The generic name Glutinoglossum (derived from the Latin glutinosus, meaning "glutinous") refers to the sticky fruit bodies. G. glutinosum is commonly known as the "viscid black earth tongue".

==Description==
The club-shaped fruit bodies of Glutinoglossum species are sticky or gelatinous and black. The fertile hymenium (spore-bearing surface) is at the upper portion, or "head". The gelatinous layer on the surface comprises a distinct layer of mostly straight paraphyses.

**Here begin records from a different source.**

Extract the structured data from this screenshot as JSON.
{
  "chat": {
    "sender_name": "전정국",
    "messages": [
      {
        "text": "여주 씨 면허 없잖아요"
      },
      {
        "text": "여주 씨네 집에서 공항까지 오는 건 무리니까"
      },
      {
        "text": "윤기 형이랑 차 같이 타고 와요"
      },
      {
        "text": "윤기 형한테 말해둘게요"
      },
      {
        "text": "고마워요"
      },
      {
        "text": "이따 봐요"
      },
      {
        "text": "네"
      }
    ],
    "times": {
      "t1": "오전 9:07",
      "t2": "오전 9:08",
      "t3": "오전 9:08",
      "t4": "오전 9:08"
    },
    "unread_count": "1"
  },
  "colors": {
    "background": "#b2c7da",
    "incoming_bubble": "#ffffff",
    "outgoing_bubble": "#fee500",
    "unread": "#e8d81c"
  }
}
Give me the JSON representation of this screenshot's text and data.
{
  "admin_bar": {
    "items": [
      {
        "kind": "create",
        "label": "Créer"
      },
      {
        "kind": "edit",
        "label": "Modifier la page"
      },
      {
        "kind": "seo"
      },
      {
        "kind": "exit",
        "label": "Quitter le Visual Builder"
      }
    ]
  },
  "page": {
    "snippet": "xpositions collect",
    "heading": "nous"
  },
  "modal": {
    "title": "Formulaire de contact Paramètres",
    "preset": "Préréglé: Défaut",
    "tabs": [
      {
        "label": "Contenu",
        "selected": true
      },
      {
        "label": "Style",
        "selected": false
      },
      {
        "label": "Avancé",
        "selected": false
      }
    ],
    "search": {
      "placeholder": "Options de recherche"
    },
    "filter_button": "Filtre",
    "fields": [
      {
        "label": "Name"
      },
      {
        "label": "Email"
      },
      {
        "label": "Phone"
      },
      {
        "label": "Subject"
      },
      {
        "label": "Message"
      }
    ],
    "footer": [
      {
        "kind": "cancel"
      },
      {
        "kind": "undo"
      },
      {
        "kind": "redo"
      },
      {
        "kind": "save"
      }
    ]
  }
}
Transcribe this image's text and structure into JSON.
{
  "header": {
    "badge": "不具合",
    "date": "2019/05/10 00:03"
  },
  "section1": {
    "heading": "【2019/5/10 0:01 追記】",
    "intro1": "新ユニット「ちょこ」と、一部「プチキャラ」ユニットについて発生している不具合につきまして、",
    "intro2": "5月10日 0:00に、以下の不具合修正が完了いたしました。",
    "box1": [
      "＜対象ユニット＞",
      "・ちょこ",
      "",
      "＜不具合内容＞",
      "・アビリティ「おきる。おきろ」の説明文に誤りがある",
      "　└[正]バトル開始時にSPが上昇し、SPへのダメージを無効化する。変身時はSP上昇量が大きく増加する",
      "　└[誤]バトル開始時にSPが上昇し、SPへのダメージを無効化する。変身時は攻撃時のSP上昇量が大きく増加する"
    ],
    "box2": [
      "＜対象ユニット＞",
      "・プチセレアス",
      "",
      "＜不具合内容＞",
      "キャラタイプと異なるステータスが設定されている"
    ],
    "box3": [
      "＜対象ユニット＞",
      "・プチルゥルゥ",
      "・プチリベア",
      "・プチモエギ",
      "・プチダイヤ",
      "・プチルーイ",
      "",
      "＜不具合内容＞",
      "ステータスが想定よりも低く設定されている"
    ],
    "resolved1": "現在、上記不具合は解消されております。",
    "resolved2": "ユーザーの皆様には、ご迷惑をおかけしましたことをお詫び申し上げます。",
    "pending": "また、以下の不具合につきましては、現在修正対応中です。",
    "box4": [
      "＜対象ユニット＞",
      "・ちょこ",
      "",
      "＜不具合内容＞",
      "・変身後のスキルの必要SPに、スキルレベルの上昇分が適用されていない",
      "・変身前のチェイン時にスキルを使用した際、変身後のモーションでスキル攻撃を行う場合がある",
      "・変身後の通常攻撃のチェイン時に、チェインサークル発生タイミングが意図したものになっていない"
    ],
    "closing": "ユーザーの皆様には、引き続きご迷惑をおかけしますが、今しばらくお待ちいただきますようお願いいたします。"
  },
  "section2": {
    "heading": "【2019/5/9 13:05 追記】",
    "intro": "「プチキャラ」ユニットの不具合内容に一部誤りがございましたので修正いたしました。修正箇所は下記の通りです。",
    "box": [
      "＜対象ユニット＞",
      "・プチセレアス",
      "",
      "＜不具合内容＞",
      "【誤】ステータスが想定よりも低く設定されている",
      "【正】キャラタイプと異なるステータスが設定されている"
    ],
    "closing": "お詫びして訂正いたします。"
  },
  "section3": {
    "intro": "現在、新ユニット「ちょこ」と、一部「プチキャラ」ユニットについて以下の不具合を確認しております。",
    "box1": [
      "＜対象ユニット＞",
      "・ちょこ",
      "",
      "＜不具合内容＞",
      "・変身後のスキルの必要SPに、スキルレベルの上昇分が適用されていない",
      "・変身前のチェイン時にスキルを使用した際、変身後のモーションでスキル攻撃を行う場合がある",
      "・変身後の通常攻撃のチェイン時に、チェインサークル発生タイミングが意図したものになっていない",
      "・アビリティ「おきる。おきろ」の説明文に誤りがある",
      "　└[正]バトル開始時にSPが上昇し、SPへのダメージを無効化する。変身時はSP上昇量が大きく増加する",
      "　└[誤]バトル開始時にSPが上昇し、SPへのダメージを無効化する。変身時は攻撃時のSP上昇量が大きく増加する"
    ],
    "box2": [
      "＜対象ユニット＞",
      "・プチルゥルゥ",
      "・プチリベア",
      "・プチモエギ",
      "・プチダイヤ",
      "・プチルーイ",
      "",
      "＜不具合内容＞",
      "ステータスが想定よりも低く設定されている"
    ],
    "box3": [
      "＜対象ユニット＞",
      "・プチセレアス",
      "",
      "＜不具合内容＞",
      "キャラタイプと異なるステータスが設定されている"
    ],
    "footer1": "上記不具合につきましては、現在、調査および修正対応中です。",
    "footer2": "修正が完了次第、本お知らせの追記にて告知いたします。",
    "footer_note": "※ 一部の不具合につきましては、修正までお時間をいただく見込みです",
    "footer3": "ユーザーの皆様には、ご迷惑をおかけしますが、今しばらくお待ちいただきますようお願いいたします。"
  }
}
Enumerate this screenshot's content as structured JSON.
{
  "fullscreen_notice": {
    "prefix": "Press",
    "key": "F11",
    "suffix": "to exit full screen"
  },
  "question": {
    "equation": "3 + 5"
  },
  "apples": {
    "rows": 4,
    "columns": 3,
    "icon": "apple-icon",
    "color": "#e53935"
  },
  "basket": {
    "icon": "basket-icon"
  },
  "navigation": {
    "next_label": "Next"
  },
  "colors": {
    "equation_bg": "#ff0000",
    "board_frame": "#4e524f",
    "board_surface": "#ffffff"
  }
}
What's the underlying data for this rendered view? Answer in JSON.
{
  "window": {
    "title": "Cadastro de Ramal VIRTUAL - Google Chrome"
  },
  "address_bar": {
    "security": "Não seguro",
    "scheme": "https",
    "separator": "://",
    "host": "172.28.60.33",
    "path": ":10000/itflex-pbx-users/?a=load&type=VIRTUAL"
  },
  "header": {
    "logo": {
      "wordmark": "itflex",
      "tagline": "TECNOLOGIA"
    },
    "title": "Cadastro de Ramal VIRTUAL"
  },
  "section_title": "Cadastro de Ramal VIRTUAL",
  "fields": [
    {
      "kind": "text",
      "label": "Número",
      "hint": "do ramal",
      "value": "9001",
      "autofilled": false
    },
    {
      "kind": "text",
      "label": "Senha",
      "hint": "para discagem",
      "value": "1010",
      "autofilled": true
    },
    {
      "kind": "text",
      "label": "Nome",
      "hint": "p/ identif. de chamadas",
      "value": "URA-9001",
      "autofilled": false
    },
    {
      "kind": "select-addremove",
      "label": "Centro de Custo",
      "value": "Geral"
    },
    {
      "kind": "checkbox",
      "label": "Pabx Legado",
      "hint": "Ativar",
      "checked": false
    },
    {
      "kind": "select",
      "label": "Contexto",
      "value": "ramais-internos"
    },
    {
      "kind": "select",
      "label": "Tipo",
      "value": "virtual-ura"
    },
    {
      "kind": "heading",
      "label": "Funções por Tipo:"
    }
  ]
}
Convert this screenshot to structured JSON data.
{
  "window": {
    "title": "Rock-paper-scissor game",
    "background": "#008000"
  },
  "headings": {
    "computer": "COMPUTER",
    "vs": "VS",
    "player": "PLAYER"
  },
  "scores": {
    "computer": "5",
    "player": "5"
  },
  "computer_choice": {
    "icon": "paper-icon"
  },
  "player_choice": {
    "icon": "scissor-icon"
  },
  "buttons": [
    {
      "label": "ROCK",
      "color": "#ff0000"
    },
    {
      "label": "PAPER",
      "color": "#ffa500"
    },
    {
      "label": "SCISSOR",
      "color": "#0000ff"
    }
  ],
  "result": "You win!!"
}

The asci (spore-bearing cells) are club-shaped to cylindrical. The slow-maturing spores are initially hyaline (translucent) and lack septa, but eventually turn brown and develop septation.

Although the viscid ascocarp surface is a helpful field characteristic that can be used to distinguish Glutinoglossum species, the character is not strictly unique to this genus–Geoglossum difforme also has sticky fruit bodies, but it is a member of the Geoglossum clade.

==Habitat and distribution==
The fruit bodies of Glutinoglossum grow on the ground in moist areas. The type G. glutinosum is widely distributed, having been reported from Australia, Africa, Asia, Europe, New Zealand, and North America. European sightings are commonly associated with pastures and dune slacks, while in North America the fungus is often reported with hardwood trees. G. heptaseptatum is known only from the type locality—a protected experimental pasture in Hradec Králové. Some literature suggests that the species, or one similar, may be present in Asia, Australia, and North America. Neither species of Glutinoglossum has been formally assessed for conservation purposes.

New Zealand Glutinoglossum species have been parasitized by the fungus Hypomyces papulasporae, which appears as a white, cottony mycelium that extends to the base of the stipe.